汗には気温が高い時に体温を下げる温熱性発汗と精神的な緊張にともない掌(てのひら)や足の裏などに大量に汗をかく精神性発汗の2種類あり、多汗症は主に精神性発汗に属する。

 多汗症は、生まれつきの体質だが人によっては掌の汗で書類が濡れる、大量の汗で足元に水たまりができるなど社会生活に支障をきたすこともあり、これが治療対象となる。

 原因は、交感神経の過敏な反応だ。脳の前頭前野(ぜんとうぜんや)という感情を司る場所に汗の神経回路の一部があり、交感神経の中枢から汗腺に汗を出す指令が伝えられる。多汗症は目や耳、皮膚などから入った情報に中枢が過敏に反応し、汗腺に汗を出す指令が出ることで起こる。NTT東日本関東病院ペインクリニック科の安部洋一郎部長に話を聞いた。

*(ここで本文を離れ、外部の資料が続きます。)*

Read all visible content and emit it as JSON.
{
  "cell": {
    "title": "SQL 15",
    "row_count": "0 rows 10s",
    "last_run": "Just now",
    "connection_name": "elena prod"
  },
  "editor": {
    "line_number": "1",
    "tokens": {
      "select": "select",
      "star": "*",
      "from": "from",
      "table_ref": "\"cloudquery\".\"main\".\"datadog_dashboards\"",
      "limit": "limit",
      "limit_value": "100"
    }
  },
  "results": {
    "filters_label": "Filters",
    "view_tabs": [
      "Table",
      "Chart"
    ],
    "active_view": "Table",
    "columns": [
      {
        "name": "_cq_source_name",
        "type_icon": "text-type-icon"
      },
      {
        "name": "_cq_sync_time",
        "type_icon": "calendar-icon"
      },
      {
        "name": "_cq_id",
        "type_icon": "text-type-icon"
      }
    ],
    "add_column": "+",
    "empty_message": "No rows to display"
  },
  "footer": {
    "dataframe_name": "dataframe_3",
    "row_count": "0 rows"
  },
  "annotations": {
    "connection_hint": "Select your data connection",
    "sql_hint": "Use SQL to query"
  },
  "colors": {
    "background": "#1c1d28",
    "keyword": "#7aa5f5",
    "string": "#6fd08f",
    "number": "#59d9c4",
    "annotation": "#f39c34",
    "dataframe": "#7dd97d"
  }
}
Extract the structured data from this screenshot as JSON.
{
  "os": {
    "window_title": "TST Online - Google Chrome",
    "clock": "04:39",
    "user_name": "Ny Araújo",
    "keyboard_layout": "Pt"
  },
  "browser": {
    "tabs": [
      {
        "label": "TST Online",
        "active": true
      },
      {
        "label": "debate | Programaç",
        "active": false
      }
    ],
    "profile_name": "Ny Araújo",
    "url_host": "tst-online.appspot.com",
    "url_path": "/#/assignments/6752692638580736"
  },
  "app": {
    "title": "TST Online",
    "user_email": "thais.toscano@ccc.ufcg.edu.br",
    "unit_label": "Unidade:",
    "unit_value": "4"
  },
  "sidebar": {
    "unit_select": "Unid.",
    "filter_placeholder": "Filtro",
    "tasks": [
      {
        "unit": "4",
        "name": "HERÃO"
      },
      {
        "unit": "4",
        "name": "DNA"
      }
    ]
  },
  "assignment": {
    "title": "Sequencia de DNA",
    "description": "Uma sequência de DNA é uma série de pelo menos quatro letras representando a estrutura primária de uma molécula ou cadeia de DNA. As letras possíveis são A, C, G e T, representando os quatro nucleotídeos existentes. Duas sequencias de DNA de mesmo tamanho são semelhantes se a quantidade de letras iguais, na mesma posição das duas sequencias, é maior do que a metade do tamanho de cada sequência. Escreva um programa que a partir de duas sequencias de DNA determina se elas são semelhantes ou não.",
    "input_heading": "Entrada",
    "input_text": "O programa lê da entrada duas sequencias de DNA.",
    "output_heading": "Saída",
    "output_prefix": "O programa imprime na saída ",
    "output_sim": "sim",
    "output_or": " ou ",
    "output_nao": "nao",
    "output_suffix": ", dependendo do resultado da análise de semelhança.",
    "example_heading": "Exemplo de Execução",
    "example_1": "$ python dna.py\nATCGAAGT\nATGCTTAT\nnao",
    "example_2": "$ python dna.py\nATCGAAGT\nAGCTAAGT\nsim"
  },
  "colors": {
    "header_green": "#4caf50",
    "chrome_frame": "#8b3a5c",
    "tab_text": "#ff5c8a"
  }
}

「昔は汗をかくことが当たり前で、誰も気にしませんでした。ところが快適なオフィスで働く人が圧倒的に多い現代では、汗と臭いに敏感です。多汗症は、環境の変化による社会的疾病ともいえます」

 多汗症は、汗がにじむ程度、常にべとべとしている、汗が滴る、といった3つに分類される。症状や日常生活への障害の程度で治療法を選択する。はじめは保存的治療として薬物療法と外用薬を実施する。胃潰瘍の治療薬が多汗症に用いられ、効果をあげている。20%塩化アルミニウムを皮膚に塗布する外用薬治療も発汗が減る。

 保険適用ではないが、掌や脇、足の裏に微弱の電気を通して一時的に発汗を止めるアメリカ製の治療器具ドライオニック治療もある。

 大量の汗で仕事や生活に支障をきたす場合は、手術という選択肢もある。背骨の両側を走っている交感神経を、胸腔鏡(きょうくうきょう)を使い、電気メスで遮断する。手術により掌の汗は止まるが代償性発汗といって、発汗がお腹の周りや臀部、太ももなどに移る副作用もある。人によっては、ズボンやスカートがはけないほどの汗が出ることもあり深刻だ。

「神経を遮断すると元に戻らないので、2004年から5ミリのチタン製クリップで神経を挟む手術も実施しています。治療後に代償性発汗が出た場合は、2週間以内に外せば100%神経が回復します。1年、2年と年月が経つにつれ、神経の回復が難しくなります」(安部部長)

 手術は全身麻酔で、通常は右側の脇の下を3〜4ミリ切開し、肺を傷つけないように胸内に二酸化炭素ガスを入れて肺を圧迫しながら小さくする。2つの穴から内視鏡とクリップを入れ、胸膜から交感神経を取り出し、クリップで挟む。左側も同様に行ない、手術時間は20〜45分程度だ。

 体幹部に起こる代償性発汗は、温熱性発汗に変化するため、どの程度発汗するかを確かめるために手術は夏場に行なう。多汗症に関して手術するかどうかは、その必要性と副作用に対する知識など総合的に考慮し、専門医と相談の上、決めることが重要だ。